- The Washington Times - Thursday, May 9, 2024

An FBI special agent notified Congress on Thursday that the top brass at the bureau removed him from his job in retaliation for defending a fellow whistleblower.

The agent, an attorney who worked as an adjudicator investigating misconduct within the FBI, said his superiors turned on him when he recommended ending the suspension of FBI agent Garrett O’Boyle.

Mr. O’Boyle has been at the center of a whistleblower saga since his security clearance was suspended in September 2022 for allegedly leaking information about a criminal investigation into Project Veritas.

The suspension without pay, which the FBI imposed after Mr. O’Boyle testified before the House Judiciary Committee’s panel on weaponization of the federal government, left him and his family financially ruined and homeless after the FBI yanked his security clearance and suspended him without pay.

The FBI adjudicator, who worked in the Security Division, known in the bureau as “SecD,” reviewed the O’Boyle case and recommended lifting the suspension and reinstating Mr. O’Boyle as an agent. The adjudicator said the FBI lacked specific information to support the suspended Mr. O’Boyle.

According to the new whistleblower disclosure to Congress, FBI Acting Section Chief Dena Perkins quickly revoked the adjudicator’s finding and transferred him to another post.

The disclosure claimed it was “not the first time. … Ms. Perkins has moved several other employees who report to her for recommending decisions contrary to her interests [and] bases many of her decisions on favoritism.”

The Washington Times reviewed a copy of the disclosure.

It also said that Ms. Perkins’ supervisors refuse to address this issue.

“Perkins who was the acting [Senior Executive Service] Section Chief in SecD for an extended period of time is considered corrupt and dishonest by FBI employees,” the FBI agent said in the whistleblower disclosure.

The FBI did not respond to a request for comment for this story.

The FBI previously denied the agency retaliates against its employees “for exercising their First Amendment rights or for their political views; to allege otherwise is false and misleading.”

The FBI previously said of Mr. O’Boyle’s case: “The FBI is required to follow established policies and procedures, to include a thorough investigation when suspending or revoking a security clearance.”

Another FBI whistleblower disclosure sent to Congress in November said FBI supervisor Sean Clark and Ms.

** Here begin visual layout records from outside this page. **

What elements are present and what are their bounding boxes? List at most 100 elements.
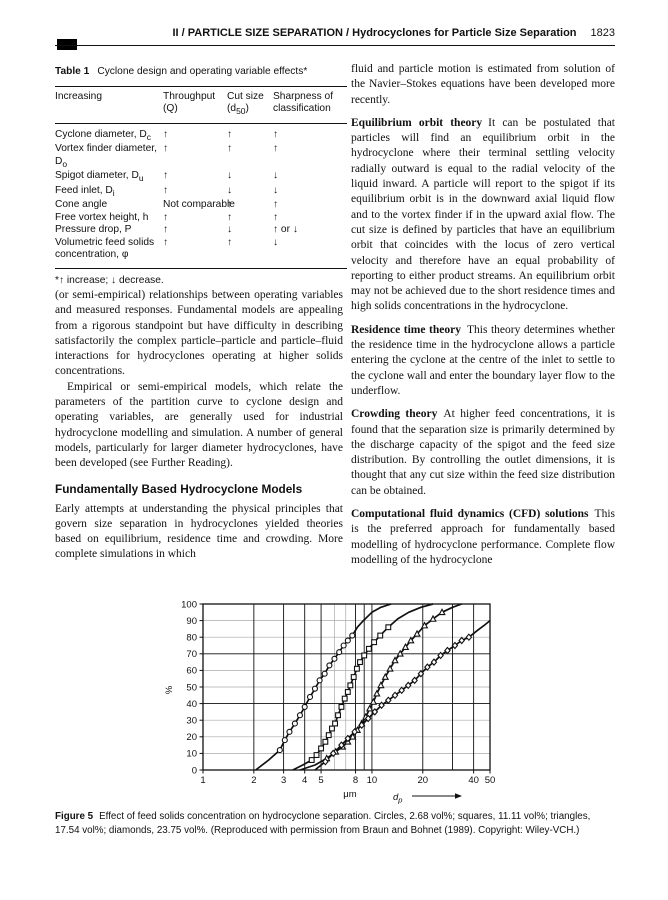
row-name: Feed inlet, Di bbox=[55, 184, 115, 198]
diamond-marker bbox=[384, 696, 392, 705]
square-marker bbox=[365, 645, 372, 652]
table-row: Cyclone diameter, Dc ↑ ↑ ↑ bbox=[55, 129, 347, 144]
theory-paragraph: Equilibrium orbit theory It can be postul… bbox=[351, 116, 615, 315]
table-caption: Table 1 Cyclone design and operating vari… bbox=[55, 66, 347, 79]
square-marker bbox=[353, 665, 360, 672]
circle-marker bbox=[301, 703, 308, 710]
cut-size-cell: ↑ bbox=[227, 211, 233, 223]
sharpness-cell: ↓ bbox=[273, 170, 279, 182]
square-marker bbox=[344, 689, 351, 695]
table-row: Free vortex height, h ↑ ↑ ↑ bbox=[55, 212, 347, 225]
sharpness-cell: ↓ bbox=[273, 184, 279, 196]
triangle-marker bbox=[386, 664, 394, 672]
x-tick-label: 50 bbox=[485, 775, 496, 786]
square-marker bbox=[347, 682, 354, 689]
triangle-marker bbox=[391, 656, 399, 664]
paragraph: (or semi-empirical) relationships betwee… bbox=[55, 289, 343, 378]
triangle-marker bbox=[377, 681, 385, 689]
square-marker bbox=[318, 745, 325, 752]
theory-lead: Crowding theory bbox=[351, 408, 438, 421]
theory-text: At higher feed concentrations, it is fou… bbox=[351, 408, 615, 497]
throughput-cell: ↑ bbox=[163, 170, 169, 182]
throughput-cell: ↑ bbox=[163, 211, 169, 223]
triangle-marker bbox=[373, 689, 381, 697]
square-marker bbox=[322, 738, 329, 745]
theory-paragraph: Residence time theory This theory determi… bbox=[351, 323, 615, 399]
diamond-marker bbox=[338, 741, 345, 749]
cut-size-cell: ↑ bbox=[227, 143, 233, 155]
table-header-row: Increasing Throughput (Q) Cut size (d50) Sh… bbox=[55, 85, 347, 124]
circle-marker bbox=[326, 662, 333, 669]
square-marker bbox=[329, 725, 335, 732]
sharpness-cell: ↑ or ↓ bbox=[273, 224, 298, 236]
circle-marker bbox=[316, 677, 323, 684]
triangle-marker bbox=[369, 697, 378, 705]
square-marker bbox=[385, 624, 392, 631]
section-heading: Fundamentally Based Hydrocyclone Models bbox=[55, 481, 303, 496]
theory-lead: Residence time theory bbox=[351, 323, 461, 336]
circle-marker bbox=[344, 637, 351, 644]
running-header: II / PARTICLE SIZE SEPARATION / Hydrocyc… bbox=[55, 27, 615, 39]
theory-text: This is the preferred approach for funda… bbox=[351, 508, 615, 566]
diamond-marker bbox=[344, 734, 352, 743]
table-label: Table 1 bbox=[55, 66, 90, 77]
square-marker bbox=[335, 712, 341, 719]
diamond-marker bbox=[430, 658, 438, 666]
table-row: Pressure drop, P ↑ ↓ ↑ or ↓ bbox=[55, 224, 347, 237]
triangle-marker bbox=[401, 642, 410, 651]
table-footnote: *↑ increase; ↓ decrease. bbox=[55, 274, 164, 286]
diamond-marker bbox=[411, 676, 418, 685]
right-column: fluid and particle motion is estimated f… bbox=[351, 62, 615, 568]
cut-size-cell: ↓ bbox=[227, 224, 233, 236]
y-tick-label: 70 bbox=[186, 649, 197, 660]
square-marker bbox=[357, 659, 363, 666]
diamond-marker bbox=[451, 641, 459, 650]
circle-marker bbox=[349, 632, 356, 639]
axis-labels: 1 2 3 4 5 8 10 20 40 50 0 10 20 30 40 50 60 70 80 90 100% μm d… bbox=[164, 599, 495, 804]
print-registration-mark bbox=[57, 39, 77, 50]
table-body: Cyclone diameter, Dc ↑ ↑ ↑ Vortex finder dia… bbox=[55, 124, 347, 269]
table-row: Spigot diameter, Du ↑ ↓ ↓ bbox=[55, 170, 347, 185]
throughput-cell: ↑ bbox=[163, 236, 169, 248]
diamond-marker bbox=[364, 714, 372, 723]
square-marker bbox=[350, 674, 357, 680]
throughput-cell: ↑ bbox=[163, 143, 169, 155]
column-header: Increasing bbox=[55, 90, 103, 102]
y-tick-label: 50 bbox=[186, 682, 197, 693]
triangle-marker bbox=[420, 621, 429, 629]
circle-marker bbox=[291, 720, 298, 727]
table-row: Volumetric feed solids concentration, φ ↑… bbox=[55, 237, 347, 262]
circle-marker bbox=[306, 693, 314, 701]
column-header: Throughput (Q) bbox=[163, 90, 216, 115]
table-row: Feed inlet, Di ↑ ↓ ↓ bbox=[55, 185, 347, 200]
theory-paragraph: Computational fluid dynamics (CFD) solut… bbox=[351, 507, 615, 568]
column-header: Sharpness of classification bbox=[273, 90, 334, 115]
y-tick-label: 90 bbox=[186, 616, 197, 627]
throughput-cell: Not comparable bbox=[163, 199, 235, 211]
diamond-marker bbox=[371, 708, 379, 716]
paragraph: Empirical or semi-empirical models, whic… bbox=[55, 380, 343, 470]
figure-caption: Figure 5 Effect of feed solids concentrat… bbox=[55, 810, 617, 837]
triangle-marker bbox=[365, 704, 374, 712]
diamond-marker bbox=[398, 686, 406, 695]
x-tick-label: 20 bbox=[417, 775, 428, 786]
diamond-marker bbox=[424, 663, 431, 671]
diamond-marker bbox=[458, 636, 466, 645]
triangle-marker bbox=[438, 608, 446, 616]
row-name: Vortex finder diameter, Do bbox=[55, 143, 157, 169]
row-name: Free vortex height, h bbox=[55, 211, 149, 223]
y-tick-label: 40 bbox=[186, 699, 197, 710]
figure-label: Figure 5 bbox=[55, 811, 94, 822]
diamond-marker bbox=[351, 727, 358, 736]
x-tick-label: 10 bbox=[367, 775, 378, 786]
circle-marker bbox=[296, 712, 304, 719]
y-tick-label: 10 bbox=[186, 749, 197, 760]
cut-size-cell: ↓ bbox=[227, 170, 233, 182]
row-name: Volumetric feed solids concentration, φ bbox=[55, 236, 155, 261]
page-number: 1823 bbox=[590, 27, 615, 39]
x-tick-label: 4 bbox=[302, 775, 307, 786]
y-tick-label: 60 bbox=[186, 666, 197, 677]
square-marker bbox=[341, 695, 348, 702]
diamond-marker bbox=[465, 633, 473, 642]
sharpness-cell: ↑ bbox=[273, 143, 279, 155]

Perkins were behind the punishment of Mr. O’Boyle.

They allegedly transferred him across the country with the intent to suspend and financially devastate him.

“Clark bragged to at least one other FBI employee in SecD that he was going to really ’screw’ O’Boyle,” said the disclosure, which The Times reviewed.

“At the time, the Security Division suspended FBI employee Garret O’Boyle, the supervisor in charge of O’Boyle’s Case, Sean Clark, had already determined that O’Boyle did not provide any information to either Project Veritas or the press,” it said.

“SecD was operating under the theory that O’Boyle had provided the information to another FBI employee who then passed it on to an entity outside the FBI,” it said. “However, SecD did not conclusively know how the information was passed to Project Veritas or the press.”

Mr. Clark and Ms. Perkins allowed Mr. O’Boyle, who was unaware he was under an internal investigation, to sell his home and move to the other office. Upon arriving at his new office, he was suspended immediately, the disclosure said.

“O’Boyle and his family were left homeless. The FBI had possession of all of Mr. O’Boyle’s and his family’s personal effects, including clothes and furniture,” the disclosure said. “No one in SecD took any steps to assist O’Boyle from the desperate predicament that SecD created. SecD caused O’Boyle, who was still an FBI employee, to be left destitute in a city [where] he had no family or support.”